Learn more about specializations here.
For my second co-op, I worked for the BC Public Service at the Ministry of Transportation and Infrastructure as a disaster financial assistance arrangements project assistant. I reviewed and analyzed invoices for past natural disaster events in the province. I ensured all costs claimed were eligible for reimbursement by the Government of Canada.
One thing I learned during my second co-op: I enjoyed the team I worked with and this role improved my analytical skills and attention to detail.
I’ve just completed my last co-op as a social media and events co-op student with the Business Co-op and Career Centre at Gustavson. I managed the Business Co-op and Career LinkedIn page by posting engaging content for our students and employers and assisted with virtual event set-up and promotion.
One thing I learned during my third co-op: I learned how to manage a professional LinkedIn page, plan virtual events and how to work with various stakeholders in a remote environment.
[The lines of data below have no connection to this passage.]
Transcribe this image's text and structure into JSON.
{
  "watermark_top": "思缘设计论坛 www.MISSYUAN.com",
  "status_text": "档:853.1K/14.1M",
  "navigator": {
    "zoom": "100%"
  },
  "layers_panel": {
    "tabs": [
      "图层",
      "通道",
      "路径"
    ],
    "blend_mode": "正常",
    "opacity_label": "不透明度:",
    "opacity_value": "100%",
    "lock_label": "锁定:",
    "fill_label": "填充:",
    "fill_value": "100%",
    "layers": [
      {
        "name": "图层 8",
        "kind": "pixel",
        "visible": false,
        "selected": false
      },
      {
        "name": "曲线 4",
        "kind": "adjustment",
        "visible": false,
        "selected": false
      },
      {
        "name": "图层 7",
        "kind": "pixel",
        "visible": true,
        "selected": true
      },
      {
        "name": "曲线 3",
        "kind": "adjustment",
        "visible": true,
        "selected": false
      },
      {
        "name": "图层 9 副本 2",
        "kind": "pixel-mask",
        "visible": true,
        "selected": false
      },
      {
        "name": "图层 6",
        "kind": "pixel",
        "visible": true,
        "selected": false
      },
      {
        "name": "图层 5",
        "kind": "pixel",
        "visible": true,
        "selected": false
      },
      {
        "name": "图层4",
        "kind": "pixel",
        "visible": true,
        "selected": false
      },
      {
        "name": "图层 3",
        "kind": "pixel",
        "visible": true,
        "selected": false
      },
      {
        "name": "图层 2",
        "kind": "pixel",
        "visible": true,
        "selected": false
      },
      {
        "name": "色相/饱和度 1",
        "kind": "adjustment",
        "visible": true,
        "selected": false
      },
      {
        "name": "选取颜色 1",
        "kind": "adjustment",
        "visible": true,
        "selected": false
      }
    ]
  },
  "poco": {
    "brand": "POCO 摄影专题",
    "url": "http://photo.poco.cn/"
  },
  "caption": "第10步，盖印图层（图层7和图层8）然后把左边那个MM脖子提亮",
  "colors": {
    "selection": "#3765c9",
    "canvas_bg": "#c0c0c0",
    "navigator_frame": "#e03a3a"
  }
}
I am currently wrapping up my degree this summer with the service management specialization. Most BCom students only complete one specialization, but I chose to do two. I have always been interested in starting my own service business one day and therefore I decided to double specialize in Entrepreneurship and Service Management to gain the most experience possible in this field. I picked this specialization because I enjoyed operations, marketing and LPO classes from my core year. I love working with people and delivering great customer service and am curious to see how successful businesses operate behind the scenes.
TO GRADUATION, AND BEYOND
I am unsure what I want to do after graduation, but I’ve accepted the fact that it’s okay to not know right away! My first-year self would have expected that I have it all figured out by graduation but four years later, I’ve realized how important it is to be flexible (who thought we would be in a global pandemic now?). My degree has taught me valuable skills such as teamwork, time management, communication, leadership and adaptability. I have discovered areas of interest such as marketing, organizational culture, strategy and event planning. I am hopeful that one day I will be able to run my own business, pursue a career in marketing and communications, or work in public service but the possibilities are endless. As sad as I am to leave Gustavson, I am also excited to use my skills and network I have gained over the last four years, to enter a new chapter of my life!